# Select Top Features

Technically, any forms of observation-by-feature matrix is acceptable for the method we developed, and users are
encouraged to explore the usability of our method with other types of data, even not in a biological context.
However, single-cell transcriptomics data, as provided, usually is of high dimensionality and contains technical and
biological noise. With testing different approaches of reducing the dimensionality and noise, we recommend that users
select a number of top differentially expressed genes (DEGs) for each cluster (or group of clusters) that a vertex represents.

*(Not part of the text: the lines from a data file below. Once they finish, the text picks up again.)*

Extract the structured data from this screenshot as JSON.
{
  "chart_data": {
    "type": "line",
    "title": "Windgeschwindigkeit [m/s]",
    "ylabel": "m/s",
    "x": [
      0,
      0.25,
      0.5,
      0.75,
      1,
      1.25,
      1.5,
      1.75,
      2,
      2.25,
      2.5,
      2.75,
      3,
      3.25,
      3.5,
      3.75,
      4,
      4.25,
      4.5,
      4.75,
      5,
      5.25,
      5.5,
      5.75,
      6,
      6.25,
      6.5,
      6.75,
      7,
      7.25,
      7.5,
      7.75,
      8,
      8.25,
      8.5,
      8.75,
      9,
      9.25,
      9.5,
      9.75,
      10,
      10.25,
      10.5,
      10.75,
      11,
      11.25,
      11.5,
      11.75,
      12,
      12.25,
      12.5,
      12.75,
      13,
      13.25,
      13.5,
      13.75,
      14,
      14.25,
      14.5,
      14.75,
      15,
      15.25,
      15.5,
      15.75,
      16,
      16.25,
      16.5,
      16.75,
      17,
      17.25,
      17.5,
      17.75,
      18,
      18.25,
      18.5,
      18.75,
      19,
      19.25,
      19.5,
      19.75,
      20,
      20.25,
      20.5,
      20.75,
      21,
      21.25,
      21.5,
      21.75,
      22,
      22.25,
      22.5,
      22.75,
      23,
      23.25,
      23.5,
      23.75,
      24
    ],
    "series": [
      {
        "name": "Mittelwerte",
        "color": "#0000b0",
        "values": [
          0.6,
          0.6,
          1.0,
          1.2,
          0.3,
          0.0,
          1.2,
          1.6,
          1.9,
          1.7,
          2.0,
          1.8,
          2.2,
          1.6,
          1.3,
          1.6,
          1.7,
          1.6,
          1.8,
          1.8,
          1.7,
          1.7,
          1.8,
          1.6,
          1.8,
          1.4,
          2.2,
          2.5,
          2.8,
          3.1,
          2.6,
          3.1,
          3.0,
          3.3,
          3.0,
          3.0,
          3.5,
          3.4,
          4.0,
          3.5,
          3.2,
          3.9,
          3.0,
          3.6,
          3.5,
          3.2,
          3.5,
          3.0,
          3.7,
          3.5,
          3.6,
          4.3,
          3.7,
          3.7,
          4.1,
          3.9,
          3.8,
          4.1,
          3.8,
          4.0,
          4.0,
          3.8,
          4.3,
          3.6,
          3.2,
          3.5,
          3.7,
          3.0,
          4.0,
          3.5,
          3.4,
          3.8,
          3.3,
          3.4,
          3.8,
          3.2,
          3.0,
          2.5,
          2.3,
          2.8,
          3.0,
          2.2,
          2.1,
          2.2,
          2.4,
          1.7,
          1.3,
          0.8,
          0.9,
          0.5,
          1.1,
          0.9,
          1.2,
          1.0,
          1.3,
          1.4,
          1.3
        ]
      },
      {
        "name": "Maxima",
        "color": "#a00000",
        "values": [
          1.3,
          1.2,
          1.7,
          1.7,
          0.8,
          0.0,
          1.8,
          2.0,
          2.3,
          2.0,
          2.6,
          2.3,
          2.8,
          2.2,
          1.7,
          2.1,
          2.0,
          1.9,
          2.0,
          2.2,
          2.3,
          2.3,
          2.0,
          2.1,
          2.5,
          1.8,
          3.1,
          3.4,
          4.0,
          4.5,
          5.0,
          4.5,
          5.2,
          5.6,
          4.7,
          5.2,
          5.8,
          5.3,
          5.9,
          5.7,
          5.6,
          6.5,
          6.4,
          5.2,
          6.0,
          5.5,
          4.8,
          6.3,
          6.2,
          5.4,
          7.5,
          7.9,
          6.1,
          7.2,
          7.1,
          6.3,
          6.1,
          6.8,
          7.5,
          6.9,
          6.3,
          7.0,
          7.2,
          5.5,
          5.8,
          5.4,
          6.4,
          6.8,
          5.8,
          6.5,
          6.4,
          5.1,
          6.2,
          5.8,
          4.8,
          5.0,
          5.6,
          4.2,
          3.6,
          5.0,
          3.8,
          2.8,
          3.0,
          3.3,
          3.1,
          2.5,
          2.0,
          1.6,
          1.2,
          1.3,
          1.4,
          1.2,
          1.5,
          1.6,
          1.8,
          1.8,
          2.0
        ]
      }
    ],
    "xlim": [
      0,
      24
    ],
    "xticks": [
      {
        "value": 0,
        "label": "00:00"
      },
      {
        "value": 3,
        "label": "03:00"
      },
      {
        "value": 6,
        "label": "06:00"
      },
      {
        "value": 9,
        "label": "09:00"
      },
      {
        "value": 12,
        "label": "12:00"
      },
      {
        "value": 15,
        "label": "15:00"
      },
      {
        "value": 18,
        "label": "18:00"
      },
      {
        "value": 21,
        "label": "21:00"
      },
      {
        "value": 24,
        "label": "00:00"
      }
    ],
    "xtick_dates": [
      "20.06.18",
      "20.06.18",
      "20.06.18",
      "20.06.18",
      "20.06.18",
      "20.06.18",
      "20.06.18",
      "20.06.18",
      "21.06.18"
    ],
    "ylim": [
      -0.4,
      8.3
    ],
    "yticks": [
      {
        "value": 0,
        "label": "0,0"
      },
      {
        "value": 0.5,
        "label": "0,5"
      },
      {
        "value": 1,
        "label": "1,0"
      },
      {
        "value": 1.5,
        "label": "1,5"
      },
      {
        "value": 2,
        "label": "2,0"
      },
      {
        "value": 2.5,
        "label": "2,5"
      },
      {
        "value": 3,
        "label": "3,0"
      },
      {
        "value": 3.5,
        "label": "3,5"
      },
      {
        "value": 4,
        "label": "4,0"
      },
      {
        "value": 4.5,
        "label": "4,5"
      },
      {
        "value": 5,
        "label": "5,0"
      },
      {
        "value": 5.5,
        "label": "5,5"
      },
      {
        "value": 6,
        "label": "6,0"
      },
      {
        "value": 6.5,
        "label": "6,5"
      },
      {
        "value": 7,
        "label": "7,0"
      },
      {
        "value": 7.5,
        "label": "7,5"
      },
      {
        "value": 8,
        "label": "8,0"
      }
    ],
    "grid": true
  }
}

We implemented a fast Wilcoxon rank-sum test method which can be invoked with function [`select_top_features`](../generated/CytoSimplex.select_top_features).
The test is done in a one group versus all other groups manner. Here, we will choose the top DEGs for Osteoblast cells 
(shortened as `"OS"`), Reticular cells (`"RE"`) and Chondrocytes (`"CH"`), as also shown in the previously mentioned 
publication. The number of top DEGs for each cluster is set to 30 (nTop = 30), thus 90 unique genes at maximum are expected to be returned.

In [1]:
import CytoSimplex as csx
import scanpy as sc
adata = sc.read(filename='test.h5ad',
                backup_url="https://figshare.com/ndownloader/files/41034857")
vertices = {"OS": "Osteoblast_1",
            "RE": "Reticular_1",
            "CH": "Chondrocyte_1"}
selected_genes = csx.select_top_features(adata, cluster_var="cluster", vertices=vertices, n_top=30)
selected_genes[:10]

  z = z / usigma


['Steap1',
 'Smim5',
 'H2-DMa',
 'Zcchc5',
 'Lims2',
 'Fam89a',
 'Ninj2',
 'Scin',
 'Pygl',
 'Slc2a5']

Alternatively, users can set `return_stats=True` to obtain a table of
full Wilcoxon rank-sum test statistics including the result for all clusters, instead of selected vertices.

In [2]:
stats = csx.select_top_features(adata, cluster_var="cluster", vertices=vertices, return_stats=True)
stats

  z = z / usigma


Unnamed: 0,group,avgExpr,logFC,ustat,auc,pval,padj,pct_in,pct_out,feature
0,CH,0.000000,0.000000,3010.5,0.500000,,,0.000000,0.000000,Rp1
1,CH,0.000000,0.000000,3010.5,0.500000,,,0.000000,0.000000,Sox17
2,CH,10.610097,7.637897,4547.5,0.755273,4.666025e-08,4.881361e-07,81.481481,21.524664,Mrpl15
3,CH,6.077630,3.874176,3826.0,0.635443,9.406324e-04,3.637987e-03,48.148148,16.143498,Lypla1
4,CH,0.000000,-0.057590,2997.0,0.497758,7.669166e-01,1.000000e+00,0.000000,0.448430,Gm37988
...,...,...,...,...,...,...,...,...,...,...
242911,Reticular_2,1.582342,-0.496039,1048.0,0.483172,7.931468e-01,1.000000e+00,11.111111,14.937759,PISD
242912,Reticular_2,0.000000,-2.912214,846.0,0.390041,1.202520e-01,1.000000e+00,0.000000,21.991701,DHRSX
242913,Reticular_2,0.000000,-0.154048,1071.0,0.493776,7.746696e-01,1.000000e+00,0.000000,1.244813,CAAA01147332.1
242914,Reticular_2,16.142743,2.744758,1350.0,0.622407,2.151089e-01,1.000000e+00,100.000000,83.402490,tdT-WPRE_trans


The returned table can be considered as the concatenation of the tables of all tests, with the column `group` indicating 
which cluster the test is primarily based on. For example, the 3rd row is the result of the test for gene "Mrpl15" in group "CH", 
which represents the original cluster "Chondrocyte_1", against all other clusters.